Despite the raging winds, the excitement of discovering the first trace of humanity I’d so far seen down here compelled me to examine the pitiful heap. Long since reduced to bones, still wearing a tattered, faded uniform bearing a hammer and sickle insignia.

I couldn’t read the name embroidered under the insignia, but recognized it as Russian. Must’ve had the same idea I did, taking refuge here while a storm blew past. Only to pass away, in his sleep if he was lucky.

I then noticed some odd contraption on the skeleton’s wrist. Like a bulky wristwatch with several dials, a busted speaker grille and a little red bulb which must’ve last illuminated years, even decades ago. The fractured grille revealed torn wires inside.

If he fell down here, as I did, the watch must’ve broken on impact. Then again it should’ve also broken every bone in his body. He might’ve flown down here on a winged insect. But then how did the watch break?

Who was he? How did he wind up down here, I wondered. Abducted from his home like I was? His uniform seemed to suggest otherwise. Do the major world governments already know about this place? Perhaps they’ve sent expeditions before.

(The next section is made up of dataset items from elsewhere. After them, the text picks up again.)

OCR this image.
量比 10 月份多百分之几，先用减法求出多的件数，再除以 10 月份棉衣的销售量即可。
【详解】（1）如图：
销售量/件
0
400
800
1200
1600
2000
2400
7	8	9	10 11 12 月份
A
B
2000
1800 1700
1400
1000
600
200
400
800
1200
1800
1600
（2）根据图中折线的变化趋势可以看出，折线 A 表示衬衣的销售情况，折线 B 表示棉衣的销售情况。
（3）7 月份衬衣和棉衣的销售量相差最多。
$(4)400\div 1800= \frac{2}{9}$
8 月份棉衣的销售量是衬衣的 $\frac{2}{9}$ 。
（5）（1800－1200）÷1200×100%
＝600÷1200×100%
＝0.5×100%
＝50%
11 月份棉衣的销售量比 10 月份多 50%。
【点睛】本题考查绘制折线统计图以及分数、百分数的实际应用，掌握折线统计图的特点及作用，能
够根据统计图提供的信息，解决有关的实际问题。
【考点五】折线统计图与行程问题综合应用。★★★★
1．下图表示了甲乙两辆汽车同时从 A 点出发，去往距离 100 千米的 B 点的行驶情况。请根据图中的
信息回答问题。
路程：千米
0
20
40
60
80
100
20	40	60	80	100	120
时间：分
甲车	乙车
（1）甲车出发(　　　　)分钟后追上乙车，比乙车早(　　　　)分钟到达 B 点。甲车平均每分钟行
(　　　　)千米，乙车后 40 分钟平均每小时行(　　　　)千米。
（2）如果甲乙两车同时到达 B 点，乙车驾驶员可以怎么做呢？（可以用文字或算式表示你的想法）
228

But then, why is he alone? Did his buddies leave him behind? More questions I would never know the answers to, as the dead are famously good at keeping secrets. Whoever he was, his troubles are over. I was not to be so fortunate.

Once the storm passed, I set out for the next outcropping. I lost my bearings during the storm, but the mountain was now visible again. The closer I got, the more numerous the outcroppings became. I grew so accustomed that when I saw the first ruin, I initially mistook it for another outcropping.

I slowed on approach, still unsure what I was looking at. The architecture was altogether alien. Angular, monolithic and brutal. A monument of some kind, I assumed, as I could see no entry or exit. No windows, no doors, nothing I would expect it to include if it were a dwelling.

I might’ve explored it more thoroughly, except that I spotted another like it on the horizon. Traveling from one to the next on my way towards the base of the mountain, their frequency increased until I was surrounded.

There must’ve been a civilization here. Hundreds of thousand strong. Millions? But the more ruins I encountered, the more I began to notice a certain theme. None were usable for anything. Even those which resembled buildings.